Study: Black Men Who Suffer Bias Also Experience Depression

Study: Black Men Who Suffer Bias Also Experience Depression

When African-American men, between 35 and 54, feel that they are face discrimination they are depressed.

Published May 26, 2011

The findings of a new University of Michigan report about Black men and depression, may evoke a I-knew-it-all-the-time response in readers. When African-American men, between 35 and 54, feel that they are facing discrimination they are depressed. When, by contrast, they feel in control of their lives the same individuals experience positive mental health attitudes that protect them from “depressive symptoms.”

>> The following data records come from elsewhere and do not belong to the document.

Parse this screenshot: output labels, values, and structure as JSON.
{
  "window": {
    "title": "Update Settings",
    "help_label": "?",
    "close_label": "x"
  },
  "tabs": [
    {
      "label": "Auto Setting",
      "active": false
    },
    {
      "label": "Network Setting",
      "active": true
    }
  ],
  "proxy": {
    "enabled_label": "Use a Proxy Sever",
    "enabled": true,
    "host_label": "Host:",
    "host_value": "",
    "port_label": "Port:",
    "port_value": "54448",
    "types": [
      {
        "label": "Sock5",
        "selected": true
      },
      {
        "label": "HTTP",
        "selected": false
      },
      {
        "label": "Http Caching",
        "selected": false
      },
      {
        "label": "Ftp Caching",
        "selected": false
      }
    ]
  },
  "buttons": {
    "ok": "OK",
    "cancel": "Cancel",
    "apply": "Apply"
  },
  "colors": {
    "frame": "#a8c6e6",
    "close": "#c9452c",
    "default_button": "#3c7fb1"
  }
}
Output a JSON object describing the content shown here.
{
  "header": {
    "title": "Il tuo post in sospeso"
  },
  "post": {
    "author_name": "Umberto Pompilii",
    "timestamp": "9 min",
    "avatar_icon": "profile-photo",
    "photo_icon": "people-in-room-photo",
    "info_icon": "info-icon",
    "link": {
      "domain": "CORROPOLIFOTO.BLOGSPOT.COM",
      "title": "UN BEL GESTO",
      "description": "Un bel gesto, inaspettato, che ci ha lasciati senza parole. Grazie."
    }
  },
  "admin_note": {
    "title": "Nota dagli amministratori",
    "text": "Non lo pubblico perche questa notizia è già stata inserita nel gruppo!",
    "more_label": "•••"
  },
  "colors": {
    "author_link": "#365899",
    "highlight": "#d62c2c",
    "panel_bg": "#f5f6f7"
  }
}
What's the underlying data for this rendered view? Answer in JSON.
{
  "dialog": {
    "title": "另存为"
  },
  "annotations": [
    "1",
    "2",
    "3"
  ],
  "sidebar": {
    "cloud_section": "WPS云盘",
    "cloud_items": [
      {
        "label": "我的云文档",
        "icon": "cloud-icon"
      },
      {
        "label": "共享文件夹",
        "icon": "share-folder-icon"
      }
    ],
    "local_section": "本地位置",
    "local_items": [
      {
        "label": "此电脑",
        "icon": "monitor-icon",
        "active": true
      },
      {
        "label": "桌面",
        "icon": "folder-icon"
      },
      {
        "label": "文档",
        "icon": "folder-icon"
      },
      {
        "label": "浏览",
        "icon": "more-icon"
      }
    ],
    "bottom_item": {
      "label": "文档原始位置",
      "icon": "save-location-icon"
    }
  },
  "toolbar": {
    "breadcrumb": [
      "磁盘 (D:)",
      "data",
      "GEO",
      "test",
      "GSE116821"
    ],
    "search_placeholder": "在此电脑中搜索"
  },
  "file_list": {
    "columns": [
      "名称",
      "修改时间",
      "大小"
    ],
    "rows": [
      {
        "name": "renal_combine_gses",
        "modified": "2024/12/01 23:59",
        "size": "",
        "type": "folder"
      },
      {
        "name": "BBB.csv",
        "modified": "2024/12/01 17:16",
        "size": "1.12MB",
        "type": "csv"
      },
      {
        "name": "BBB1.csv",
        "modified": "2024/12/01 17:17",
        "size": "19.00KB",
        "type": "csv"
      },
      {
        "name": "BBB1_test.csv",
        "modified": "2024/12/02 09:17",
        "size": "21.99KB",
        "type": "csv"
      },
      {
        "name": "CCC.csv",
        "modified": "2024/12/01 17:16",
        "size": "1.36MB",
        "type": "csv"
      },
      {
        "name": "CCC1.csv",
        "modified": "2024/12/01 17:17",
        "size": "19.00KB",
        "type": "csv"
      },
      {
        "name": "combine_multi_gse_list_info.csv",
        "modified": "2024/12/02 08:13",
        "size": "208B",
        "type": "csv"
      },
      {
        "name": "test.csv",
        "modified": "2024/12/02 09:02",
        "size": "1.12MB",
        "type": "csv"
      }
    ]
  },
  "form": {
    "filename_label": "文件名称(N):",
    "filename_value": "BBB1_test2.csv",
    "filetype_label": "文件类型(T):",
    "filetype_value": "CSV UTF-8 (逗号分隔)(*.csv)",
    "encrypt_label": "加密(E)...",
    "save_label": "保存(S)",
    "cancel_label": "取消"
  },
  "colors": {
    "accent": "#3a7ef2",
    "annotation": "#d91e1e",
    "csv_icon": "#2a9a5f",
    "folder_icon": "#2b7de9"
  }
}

The researchers say that the above cohort of African-American men find it particularly difficult to achieve a "perceived mastery” over their lives during this extended period of economic uncertainty, income inequality and high Black unemployment.


A group of 1,271 African-American men across three age groups 18 to 34, 35 to 54, and 55 and older was drawn upon for the study’s findings.


According to the study, African American men in middle adulthood are “more likely to encounter discrimination or unpleasant encounters in the workplace and social settings, which threatens their mental well-being.”


Interestingly the oldest group of Black men in the study, 55 and reported a plus/minus mix of “less discrimination but also less control over their lives and fewer depressive symptoms than men in the other groups.”  


The researchers did not apparently delve into the issue of how these older men may have passed the stage of direct competition with white males and members of other groups for jobs and economic security. That would slash feelings of discrimination while a potential loss in income in this economy contributes to depression.


The study's researchers were Daphne Watkins, U-M assistant professor of social work; Darrell Hudson, postdoctoral fellow at the University of California, San Francisco; Cleopatra Howard Caldwell, U-M associate professor of public health; Kristine Siefert, U-M professor of social work; and James Jackson, director of the U-M Institute for Social Research.